The Federated Node is available under the GNU GPL v3 license. Releasing under this
license means that the Federated Node will be free to use, and that other projects can
modify and distribute the source code as they need, while ensuring that any
subsequent projects based on the FN must also be open-source.

Why Open Source?

The Federated Node is the first product available under the new Aridhia Open Source
GitHub organisation.
As a company our goal is to bring large-scale computing and analytics to healthcare
and to bridge the gap between clinical research and how that knowledge contributes
to day-to-day healthcare delivery. And Aridhia Open Source has been created in that
same spirit, reinforcing our commitment to a world with better healthcare outcomes
for all patients.
The Federated Node is an appropriate first open-source offering. The successful
creation of federated networks depends on the participants adopting common
standards, so ease of distribution and adoption is an important consideration for any
data federation software, and releasing the FN under a recognised open-source licence should encourage wider usage.
The Aridhia DRE: Federation in a Trusted Research Environment
As detailed above, the Federated Node is a component for running federated tasks, not a complete product, and assumes that users of the FN will integrate it with other
components which provide:
• Metadata catalogue
• Data Access Request (DAR) Management
• User interface (UI) for submitting tasks
• UI for viewing results
The following diagram shows the Aridhia DRE integrating with a Federated Node
deployed in a remote environment. The DRE provides a metadata catalogue and data
access request process through FAIR Data Services, and a secure environment for
querying the federated data in Workspaces.

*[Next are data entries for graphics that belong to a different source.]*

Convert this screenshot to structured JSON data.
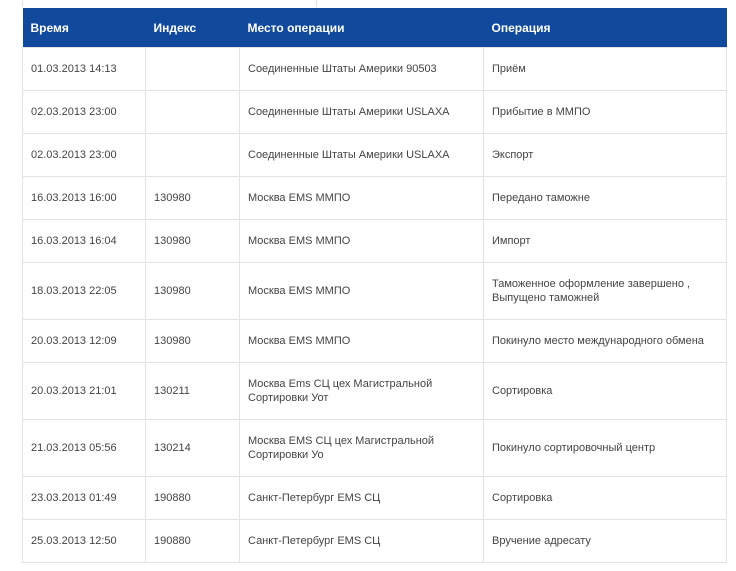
{
  "table": {
    "headers": [
      "Время",
      "Индекс",
      "Место операции",
      "Операция"
    ],
    "rows": [
      {
        "time": "01.03.2013 14:13",
        "index": "",
        "place": "Соединенные Штаты Америки 90503",
        "operation": "Приём"
      },
      {
        "time": "02.03.2013 23:00",
        "index": "",
        "place": "Соединенные Штаты Америки USLAXA",
        "operation": "Прибытие в ММПО"
      },
      {
        "time": "02.03.2013 23:00",
        "index": "",
        "place": "Соединенные Штаты Америки USLAXA",
        "operation": "Экспорт"
      },
      {
        "time": "16.03.2013 16:00",
        "index": "130980",
        "place": "Москва EMS ММПО",
        "operation": "Передано таможне"
      },
      {
        "time": "16.03.2013 16:04",
        "index": "130980",
        "place": "Москва EMS ММПО",
        "operation": "Импорт"
      },
      {
        "time": "18.03.2013 22:05",
        "index": "130980",
        "place": "Москва EMS ММПО",
        "operation": "Таможенное оформление завершено , Выпущено таможней"
      },
      {
        "time": "20.03.2013 12:09",
        "index": "130980",
        "place": "Москва EMS ММПО",
        "operation": "Покинуло место международного обмена"
      },
      {
        "time": "20.03.2013 21:01",
        "index": "130211",
        "place": "Москва Ems СЦ цех Магистральной Сортировки Уот",
        "operation": "Сортировка"
      },
      {
        "time": "21.03.2013 05:56",
        "index": "130214",
        "place": "Москва EMS СЦ цех Магистральной Сортировки Уо",
        "operation": "Покинуло сортировочный центр"
      },
      {
        "time": "23.03.2013 01:49",
        "index": "190880",
        "place": "Санкт-Петербург EMS СЦ",
        "operation": "Сортировка"
      },
      {
        "time": "25.03.2013 12:50",
        "index": "190880",
        "place": "Санкт-Петербург EMS СЦ",
        "operation": "Вручение адресату"
      }
    ]
  },
  "colors": {
    "header_bg": "#114a9c",
    "header_text": "#ffffff",
    "border": "#e3e3e3"
  }
}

1 Submit data access request
2 Approve data access request
3 Issue credentials for FN
4 Access secure workspace
5 Submit federated query
6 Return results

The data source self-service feature in FAIR Data Services makes it easy for data
owners to create a metadata record and associate it with a deployed Federated Node,
and to ensure the secure generation and transfer of user auth tokens into Workspaces.
In addition to security, querying a Federated Node from a workspace gives the
researcher a flexible user interface that facilitates the deployment of custom
applications for querying federated datasets and visualising the results.